Is it time to invest in Japan? The growth rate in Japan has fallen off but Japan is still on the mend from the worst earthquake and tsunami in its recorded history. As Japan mends its electric grid and other aspects of its infrastructure will there be further jobs and profits in that picture? If you are looking for a country with room to improve Japan could be where to invest during an Asian economic slowdown. Another aspect of Japan is that the increasingly wealthy and costly Japanese economy has led to outsourcing by Japanese manufacturers. On one hand this means that jobs throughout other nations in Asia may suffer in the short term. This would hurt economies in countries like Indonesia. But, looking for bargains during an Asian downturn could be profitable and a country like Indonesia could be were to invest during an Asian economic downturn.
The Source of the Trouble in Asia: Europe
When thinking where to invest during an Asian economic downturn investors may wish to think outside of the box.
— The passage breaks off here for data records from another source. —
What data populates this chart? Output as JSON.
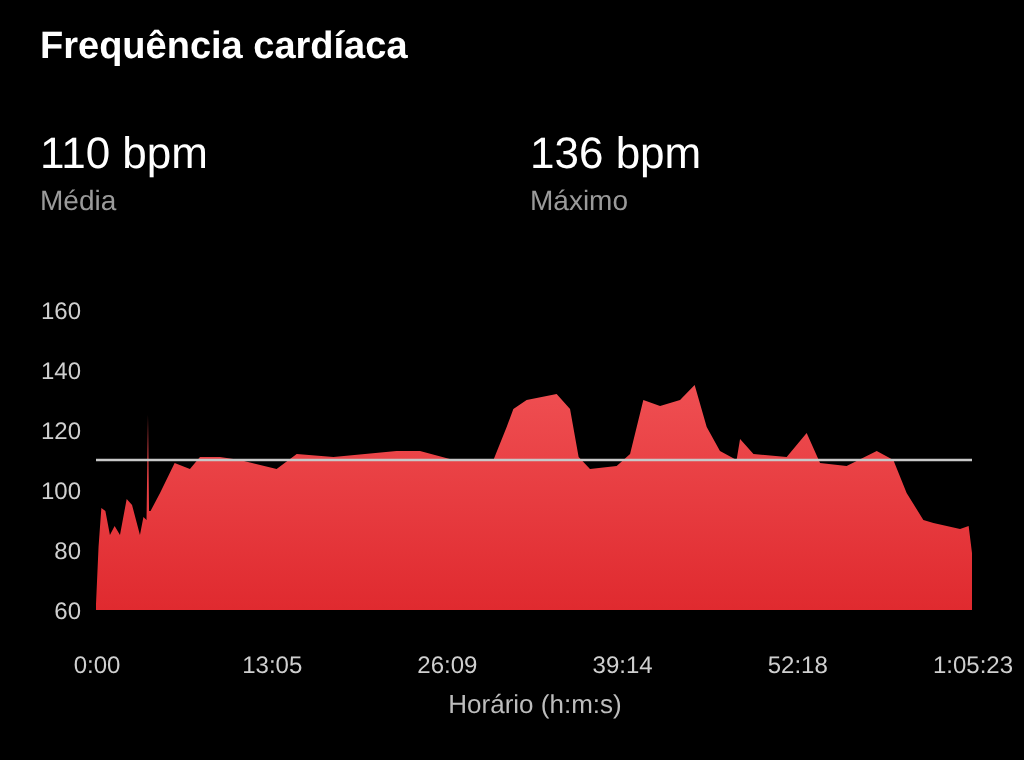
{
  "chart_data": {
    "type": "area",
    "title": "Frequência cardíaca",
    "xlabel": "Horário (h:m:s)",
    "annotations": [
      "110 bpm",
      "Média",
      "136 bpm",
      "Máximo"
    ],
    "x": [
      0,
      0.19,
      0.4,
      0.7,
      1.04,
      1.39,
      1.79,
      2.29,
      2.69,
      3.28,
      3.54,
      3.77,
      3.88,
      3.96,
      4.07,
      4.78,
      5.87,
      7.01,
      7.76,
      9.25,
      10.75,
      13.48,
      14.98,
      17.72,
      22.43,
      24.18,
      26.68,
      28.16,
      29.66,
      30.65,
      31.15,
      32.14,
      34.38,
      35.38,
      36.02,
      36.87,
      38.86,
      39.86,
      40.85,
      42.1,
      43.59,
      44.68,
      45.58,
      46.57,
      47.81,
      48.07,
      49.07,
      51.55,
      53.04,
      54.04,
      56.02,
      58.27,
      59.51,
      60.5,
      61.75,
      62.5,
      64.49,
      65.13,
      65.38
    ],
    "series": [
      {
        "color": "#ef4f52",
        "values": [
          62,
          81,
          94,
          93,
          85,
          88,
          85,
          97,
          95,
          85,
          91,
          90,
          125,
          93,
          93,
          99,
          109,
          107,
          111,
          111,
          110,
          107,
          112,
          111,
          113,
          113,
          110,
          110,
          110,
          121,
          127,
          130,
          132,
          127,
          111,
          107,
          108,
          112,
          130,
          128,
          130,
          135,
          121,
          113,
          110,
          117,
          112,
          111,
          119,
          109,
          108,
          113,
          110,
          99,
          90,
          89,
          87,
          88,
          79
        ]
      }
    ],
    "xlim": [
      0,
      65.38
    ],
    "xticks": [
      {
        "value": 0,
        "label": "0:00"
      },
      {
        "value": 13.08,
        "label": "13:05"
      },
      {
        "value": 26.15,
        "label": "26:09"
      },
      {
        "value": 39.23,
        "label": "39:14"
      },
      {
        "value": 52.3,
        "label": "52:18"
      },
      {
        "value": 65.38,
        "label": "1:05:23"
      }
    ],
    "ylim": [
      60,
      160
    ],
    "yticks": [
      60,
      80,
      100,
      120,
      140,
      160
    ],
    "ref_lines": [
      {
        "axis": "y",
        "value": 110,
        "label": null,
        "color": "#c8c8c8"
      }
    ],
    "grid": false
  }
}
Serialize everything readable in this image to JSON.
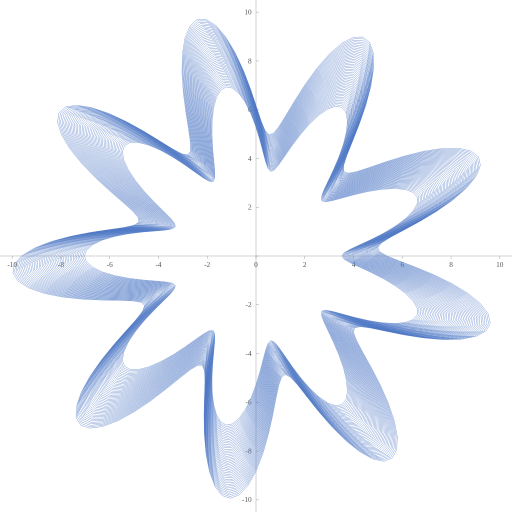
{
  "plot": {
    "type": "line",
    "axis": {
      "xlim": [
        -10.5,
        10.5
      ],
      "ylim": [
        -10.5,
        10.5
      ],
      "ticks": [
        -10,
        -8,
        -6,
        -4,
        -2,
        0,
        2,
        4,
        6,
        8,
        10
      ],
      "tick_length": 0.12,
      "label_fontsize_px": 0.3,
      "axis_color": "#888888",
      "label_color": "#555555"
    },
    "background_color": "#ffffff",
    "curve": {
      "stroke_color": "#4a75c4",
      "stroke_width": 0.015,
      "n_curves": 45,
      "theta_start_deg": 0,
      "theta_end_deg": 360,
      "theta_step_deg": 2,
      "petals": 9,
      "r_base": 6.0,
      "r_amp": 2.0,
      "phase_total_deg": 40,
      "rotate_total_deg": 8,
      "scale_min": 0.88,
      "scale_max": 1.25,
      "opacity": 0.9
    }
  }
}
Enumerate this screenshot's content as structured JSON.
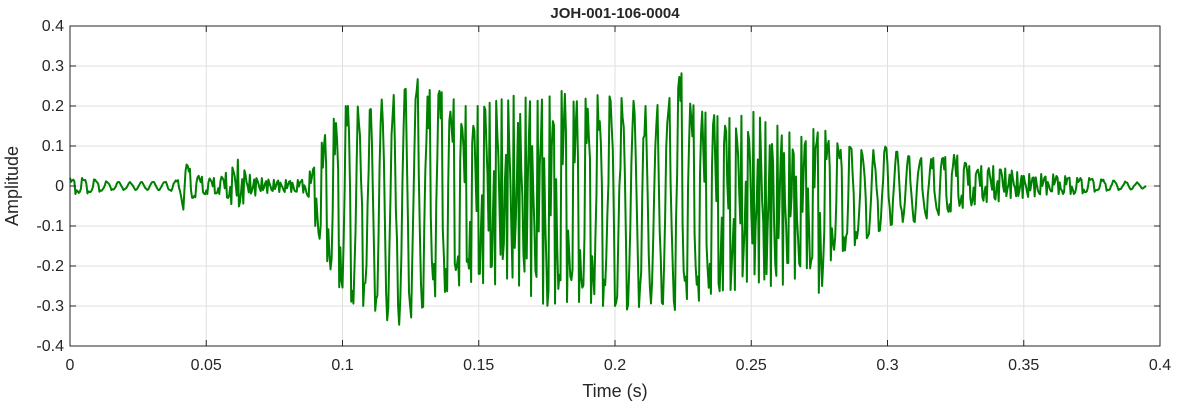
{
  "chart_data": {
    "type": "line",
    "title": "JOH-001-106-0004",
    "xlabel": "Time (s)",
    "ylabel": "Amplitude",
    "xlim": [
      0,
      0.4
    ],
    "ylim": [
      -0.4,
      0.4
    ],
    "x_ticks": [
      0,
      0.05,
      0.1,
      0.15,
      0.2,
      0.25,
      0.3,
      0.35,
      0.4
    ],
    "y_ticks": [
      -0.4,
      -0.3,
      -0.2,
      -0.1,
      0,
      0.1,
      0.2,
      0.3,
      0.4
    ],
    "x_tick_labels": [
      "0",
      "0.05",
      "0.1",
      "0.15",
      "0.2",
      "0.25",
      "0.3",
      "0.35",
      "0.4"
    ],
    "y_tick_labels": [
      "-0.4",
      "-0.3",
      "-0.2",
      "-0.1",
      "0",
      "0.1",
      "0.2",
      "0.3",
      "0.4"
    ],
    "grid": true,
    "line_color": "#008000",
    "series": [
      {
        "x": [
          0,
          0.005,
          0.01,
          0.015,
          0.02,
          0.025,
          0.03,
          0.035,
          0.04,
          0.042,
          0.045,
          0.05,
          0.055,
          0.06,
          0.062,
          0.065,
          0.07,
          0.075,
          0.08,
          0.085,
          0.087,
          0.09,
          0.095,
          0.1,
          0.105,
          0.11,
          0.115,
          0.12,
          0.125,
          0.128,
          0.13,
          0.135,
          0.14,
          0.145,
          0.15,
          0.155,
          0.16,
          0.165,
          0.17,
          0.175,
          0.18,
          0.185,
          0.19,
          0.195,
          0.2,
          0.205,
          0.21,
          0.215,
          0.22,
          0.224,
          0.225,
          0.23,
          0.235,
          0.24,
          0.245,
          0.25,
          0.255,
          0.26,
          0.265,
          0.27,
          0.275,
          0.28,
          0.285,
          0.29,
          0.295,
          0.3,
          0.305,
          0.31,
          0.315,
          0.32,
          0.325,
          0.33,
          0.335,
          0.34,
          0.345,
          0.35,
          0.355,
          0.36,
          0.365,
          0.37,
          0.375,
          0.38,
          0.385,
          0.39,
          0.395
        ],
        "y_max": [
          0.02,
          0.02,
          0.015,
          0.01,
          0.01,
          0.01,
          0.01,
          0.01,
          0.015,
          0.07,
          0.03,
          0.02,
          0.02,
          0.05,
          0.07,
          0.03,
          0.02,
          0.015,
          0.015,
          0.015,
          0.02,
          0.07,
          0.15,
          0.2,
          0.2,
          0.19,
          0.22,
          0.23,
          0.25,
          0.27,
          0.24,
          0.24,
          0.22,
          0.2,
          0.2,
          0.21,
          0.22,
          0.23,
          0.21,
          0.22,
          0.24,
          0.21,
          0.22,
          0.23,
          0.22,
          0.22,
          0.2,
          0.2,
          0.22,
          0.31,
          0.24,
          0.19,
          0.18,
          0.17,
          0.17,
          0.19,
          0.16,
          0.15,
          0.13,
          0.12,
          0.16,
          0.11,
          0.1,
          0.09,
          0.09,
          0.1,
          0.08,
          0.07,
          0.07,
          0.07,
          0.08,
          0.05,
          0.05,
          0.05,
          0.04,
          0.03,
          0.03,
          0.03,
          0.025,
          0.02,
          0.02,
          0.015,
          0.012,
          0.01,
          0.008
        ],
        "y_min": [
          -0.02,
          -0.02,
          -0.015,
          -0.01,
          -0.01,
          -0.01,
          -0.01,
          -0.01,
          -0.015,
          -0.07,
          -0.03,
          -0.02,
          -0.02,
          -0.05,
          -0.06,
          -0.03,
          -0.02,
          -0.015,
          -0.015,
          -0.015,
          -0.02,
          -0.1,
          -0.2,
          -0.27,
          -0.3,
          -0.3,
          -0.33,
          -0.35,
          -0.33,
          -0.31,
          -0.3,
          -0.27,
          -0.26,
          -0.24,
          -0.24,
          -0.25,
          -0.23,
          -0.25,
          -0.28,
          -0.3,
          -0.29,
          -0.29,
          -0.29,
          -0.3,
          -0.3,
          -0.31,
          -0.3,
          -0.29,
          -0.3,
          -0.32,
          -0.28,
          -0.29,
          -0.27,
          -0.26,
          -0.26,
          -0.23,
          -0.25,
          -0.25,
          -0.24,
          -0.2,
          -0.27,
          -0.17,
          -0.16,
          -0.14,
          -0.12,
          -0.1,
          -0.09,
          -0.09,
          -0.08,
          -0.07,
          -0.06,
          -0.05,
          -0.04,
          -0.04,
          -0.03,
          -0.03,
          -0.025,
          -0.02,
          -0.02,
          -0.02,
          -0.015,
          -0.012,
          -0.01,
          -0.008,
          -0.006
        ]
      }
    ]
  }
}
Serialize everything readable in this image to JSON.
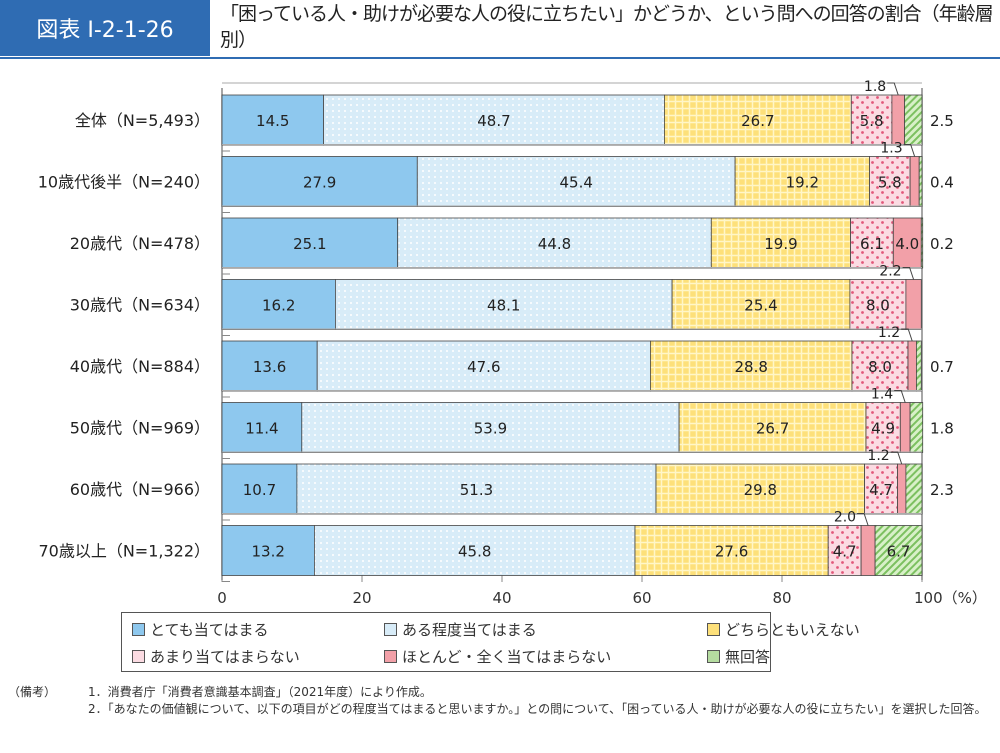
{
  "header": {
    "figure_id": "図表 I-2-1-26",
    "title": "「困っている人・助けが必要な人の役に立ちたい」かどうか、という問への回答の割合（年齢層別）"
  },
  "chart_data": {
    "type": "bar",
    "orientation": "horizontal",
    "stacked": true,
    "categories": [
      "全体（N=5,493）",
      "10歳代後半（N=240）",
      "20歳代（N=478）",
      "30歳代（N=634）",
      "40歳代（N=884）",
      "50歳代（N=969）",
      "60歳代（N=966）",
      "70歳以上（N=1,322）"
    ],
    "series": [
      {
        "name": "とても当てはまる",
        "color": "#8ec8ee",
        "pattern": "solid",
        "values": [
          14.5,
          27.9,
          25.1,
          16.2,
          13.6,
          11.4,
          10.7,
          13.2
        ]
      },
      {
        "name": "ある程度当てはまる",
        "color": "#d8ecf8",
        "pattern": "dots",
        "values": [
          48.7,
          45.4,
          44.8,
          48.1,
          47.6,
          53.9,
          51.3,
          45.8
        ]
      },
      {
        "name": "どちらともいえない",
        "color": "#fde07a",
        "pattern": "grid",
        "values": [
          26.7,
          19.2,
          19.9,
          25.4,
          28.8,
          26.7,
          29.8,
          27.6
        ]
      },
      {
        "name": "あまり当てはまらない",
        "color": "#fbdbe2",
        "pattern": "pink-dots",
        "values": [
          5.8,
          5.8,
          6.1,
          8.0,
          8.0,
          4.9,
          4.7,
          4.7
        ]
      },
      {
        "name": "ほとんど・全く当てはまらない",
        "color": "#f2a0a8",
        "pattern": "solid",
        "values": [
          1.8,
          1.3,
          4.0,
          2.2,
          1.2,
          1.4,
          1.2,
          2.0
        ]
      },
      {
        "name": "無回答",
        "color": "#b5dca0",
        "pattern": "stripes",
        "values": [
          2.5,
          0.4,
          0.2,
          null,
          0.7,
          1.8,
          2.3,
          6.7
        ]
      }
    ],
    "xlim": [
      0,
      100
    ],
    "xticks": [
      "0",
      "20",
      "40",
      "60",
      "80",
      "100（%）"
    ],
    "legend_position": "bottom"
  },
  "notes": {
    "label": "（備考）",
    "items": [
      "1．消費者庁「消費者意識基本調査」（2021年度）により作成。",
      "2．「あなたの価値観について、以下の項目がどの程度当てはまると思いますか。」との問について、「困っている人・助けが必要な人の役に立ちたい」を選択した回答。"
    ]
  }
}
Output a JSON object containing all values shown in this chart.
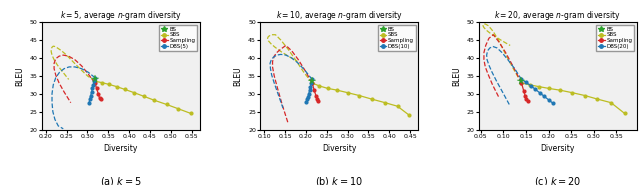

In this case that means thinking outside of Asia. China’s biggest customer has been Europe. As the European Union struggles with massive debt unemployment has risen to 25% in some countries. Rates are even higher among young workers. Unemployment leads to lower consumption as well as reduced imports. This is bad for Asian exporters as well as for the struggling economies of Europe. However, a major factor in the rise of Asia and the massive European debt has been the strength of the Euro versus Asian currencies. A longer term, and healthy, result of the European debt crisis may be a devalued Euro and a strengthening if European exports. Where to invest during an Asian economic slowdown may well be Europe in expectation of an economic rally on the continent. A combination of economic stimulus and Euro devaluation could drive up the price of Asian products to the point that European companies no longer outsource and keep their business and jobs at home. The end of Euro Zone austerity measures could be the beginning on an economic rally.